At this stage, we’ll continue with our funding offerings as planned. Round 4 of Arts Grants, which offers project funding for a broad range of arts activities, including artist development, opens on Tuesday 1 February.
I want to assure you that we’re continuing to work with Manatū Taonga Ministry for Culture and Heritage to ensure that we build our collective understanding of the consequences of COVID-19 for the sector under the current Red setting of the COVID-19 Protection Framework.
We provide regular updates to the Government (via the Ministry) and offer advice where we can, and the Ministry has been keeping us well-informed on developments. However, it’s worth noting that decisions around any broader Government support, such as a wage subsidy, rest with the Government itself - we appreciate that this is complex work that takes time.
In terms of our funding offerings, we’ve been asking applicants to provide COVID-19 contingency planning in their applications for almost two years and we’ll continue to make funding decisions based on the situation at the time. As a result of this, those already funded should be able to adjust their projects and work to their contingency plans.

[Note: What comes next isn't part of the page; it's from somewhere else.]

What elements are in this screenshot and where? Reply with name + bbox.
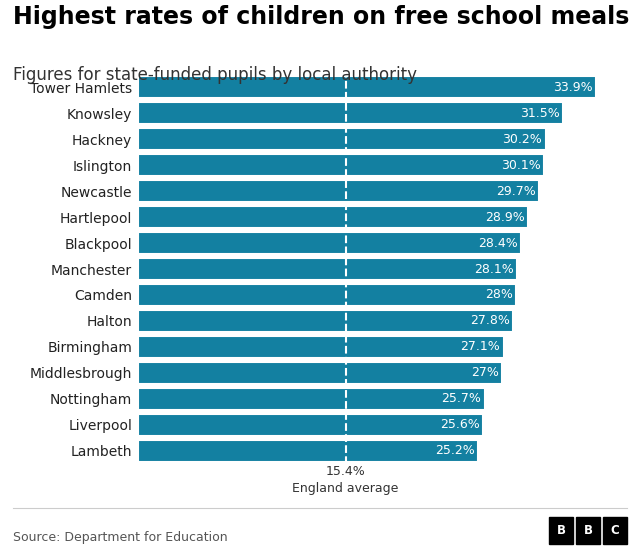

Since our first experience of lockdown in March 2020, we’ve evolved our offering to the arts community, guided by the Arts Council. We’ve done our best to future-proof our grants programme, so we can stay on track through uncertainty and change. We’ll continue to do this.
Where to look for information or support:
- Unite Against COVID-19 website
- For individuals, help with urgent or essential costs is offered on the Work and Income website
- The Ministry of Health has some information and tools to help support your own and others’ mental wellbeing and where to get help if you or your loved ones need it.
- As explained on the Ministry for Culture and Heritage website, the Arts and Culture Event Support Scheme might apply if you’re planning an “event” and have concerns about whether it can go ahead under the Red traffic light setting.
- Both the Leave Support Scheme and Short-term Absence Payment continue to be offered, with information on the Work and Income website.
- There is information about tax relief and income assistance on the Inland Revenue website
- On the Creative New Zealand website, we’ve provided some information about the COVID-19 Protection Framework in relation to the sector and FAQs about financial and other support.
As always, we will share any updates when we have them.
Kia haumaru tāu noho, please remain safe.